In Auxerre, the energy will come from wind turbines right on its doorstep. Yonne is richly endowed with wind turbines, most of which are located near the A6 motorway that links Paris to the south of France (the Autoroute du soleil). Auxerre will also see a new electrolysis plant and hydrogen fuelling station, the largest in France. Thus the whole supply chain will be localized, creating much needed jobs.
Hydrogen in its liquid form causes materials to become brittle. To avoid this, stainless grade 316L, which is resistant to H embrittlement, is often used for the wetted parts that come into contact with liquid H, such as pressure transducers, heat exchangers, humidifiers, combustors, and fuel cell plates. Heat, high pressure and humidity (in the form of water, the only waste product) also tend to cause corrosion, another reason to use stainless steel in fuel cells. Other materials, especially graphite, are sometimes used, but stainless is favored because of its low cost, thin gauges and machinability, plus the fact that vehicle manufacturers are already familiar with it.
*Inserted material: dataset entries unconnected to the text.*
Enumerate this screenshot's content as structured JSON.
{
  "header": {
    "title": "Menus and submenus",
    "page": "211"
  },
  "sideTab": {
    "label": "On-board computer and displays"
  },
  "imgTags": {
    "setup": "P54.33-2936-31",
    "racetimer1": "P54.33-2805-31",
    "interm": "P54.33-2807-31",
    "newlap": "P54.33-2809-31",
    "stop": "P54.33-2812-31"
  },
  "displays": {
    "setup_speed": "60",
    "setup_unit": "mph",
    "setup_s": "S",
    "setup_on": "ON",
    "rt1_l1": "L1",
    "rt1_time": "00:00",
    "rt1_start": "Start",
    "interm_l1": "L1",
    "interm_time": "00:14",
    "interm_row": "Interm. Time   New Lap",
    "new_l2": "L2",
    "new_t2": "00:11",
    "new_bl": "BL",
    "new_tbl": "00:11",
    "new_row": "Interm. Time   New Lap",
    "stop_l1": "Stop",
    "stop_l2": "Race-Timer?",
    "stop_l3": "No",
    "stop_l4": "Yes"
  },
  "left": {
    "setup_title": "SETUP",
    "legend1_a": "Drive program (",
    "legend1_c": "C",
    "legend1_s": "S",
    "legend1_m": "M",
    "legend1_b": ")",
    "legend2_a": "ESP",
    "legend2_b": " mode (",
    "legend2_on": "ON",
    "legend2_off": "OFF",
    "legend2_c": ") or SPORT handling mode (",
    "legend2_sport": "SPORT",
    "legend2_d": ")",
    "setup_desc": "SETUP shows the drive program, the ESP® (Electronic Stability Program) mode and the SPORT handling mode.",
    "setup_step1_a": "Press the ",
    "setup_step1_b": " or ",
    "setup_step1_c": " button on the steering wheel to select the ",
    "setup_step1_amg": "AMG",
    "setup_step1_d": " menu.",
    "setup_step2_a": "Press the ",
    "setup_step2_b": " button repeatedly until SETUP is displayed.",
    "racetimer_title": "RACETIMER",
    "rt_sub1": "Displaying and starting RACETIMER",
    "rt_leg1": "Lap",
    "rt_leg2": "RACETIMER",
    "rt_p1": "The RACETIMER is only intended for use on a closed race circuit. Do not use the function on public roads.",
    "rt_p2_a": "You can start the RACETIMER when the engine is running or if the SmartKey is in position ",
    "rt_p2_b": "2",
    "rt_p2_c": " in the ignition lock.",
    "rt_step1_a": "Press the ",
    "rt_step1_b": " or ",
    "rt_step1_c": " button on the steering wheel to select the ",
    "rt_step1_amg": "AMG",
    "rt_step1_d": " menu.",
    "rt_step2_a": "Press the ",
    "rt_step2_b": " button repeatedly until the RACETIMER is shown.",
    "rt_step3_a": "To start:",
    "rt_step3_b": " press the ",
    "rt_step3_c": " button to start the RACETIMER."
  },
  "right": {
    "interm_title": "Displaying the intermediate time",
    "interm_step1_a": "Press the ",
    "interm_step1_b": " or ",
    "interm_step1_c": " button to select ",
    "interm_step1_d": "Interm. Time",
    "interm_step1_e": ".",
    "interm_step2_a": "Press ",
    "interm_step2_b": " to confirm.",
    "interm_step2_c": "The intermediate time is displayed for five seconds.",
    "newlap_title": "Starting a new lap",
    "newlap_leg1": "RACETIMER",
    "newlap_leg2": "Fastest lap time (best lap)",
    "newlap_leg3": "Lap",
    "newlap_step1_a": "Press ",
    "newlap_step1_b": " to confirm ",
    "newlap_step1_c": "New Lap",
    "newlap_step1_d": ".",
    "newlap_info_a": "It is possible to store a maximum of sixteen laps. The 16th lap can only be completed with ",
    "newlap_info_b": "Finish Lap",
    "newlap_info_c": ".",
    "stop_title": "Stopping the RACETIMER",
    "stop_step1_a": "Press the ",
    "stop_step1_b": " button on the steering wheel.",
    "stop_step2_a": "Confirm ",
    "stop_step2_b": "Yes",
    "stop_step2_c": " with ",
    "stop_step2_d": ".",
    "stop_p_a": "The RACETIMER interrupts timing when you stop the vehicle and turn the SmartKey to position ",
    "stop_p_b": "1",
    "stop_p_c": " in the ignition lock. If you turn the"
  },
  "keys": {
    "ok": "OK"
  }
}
Stainless steel is used on fuel cell bipolar plates, as they have to be chemically resistant. To increase corrosion resistance, these are coated with materials such as graphite, noble metals, metal nitrides or metal carbides. A disadvantage is that the oxide layer can become so thick that it impedes contact between the electrode plate and the membrane backing. However, 349TM austenitic and 446 ferritic have proven effective in overcoming this. Sandvik provides precoated strip steel for the production of bipolar plates and interconnects for different types of fuel cells, made of ferritic type 441 (EN. 1.4509). Another application for stainless could be in the bodies of the hydrogen buses themselves. Because stainless steel is stronger, lighter and offers more crash resistance than ordinary steel, the frames of modern buses, however they are fuelled, are often made of such grades as 304 austenitic, ferritic or duplex.
Hydrogen as fuel is an immensely promising technology for dramatically reducing carbon emissions, pollution noise and dependency on fossil fuels. At the moment, however, it is very expensive and very dependent on public funding. (It also has it detractors, including Elon Musk, co-founder of Tesla electric cars, who disparagingly referred to “fool cells”). But costs could fall as electrolysis technology improves and efficiencies of scale are achieved. Efforts are under way to improve catalyzer performance and find alternatives to expensive platinum. Another idea, being pioneered in the Netherlands by a consortium led by HYGRO, is to incorporate an electrolysis unit into a wind turbine, an integrated approach that aims to lower the cost of producing hydrogen. The energy so produced will be fed into the grid, though in the longer term a hydrogen gas network is envisaged, since it is cheaper to transport hydrogen by pipeline than to transport electricity by cable.
In many parts of the world hydrogen fuelling stations are too rare for the new technology to be used efficiently, but public support and planning could achieve greater economies of scale. Although electric and hybrid are cheaper, hydrogen is cleaner, as it does not depend of lithium batteries.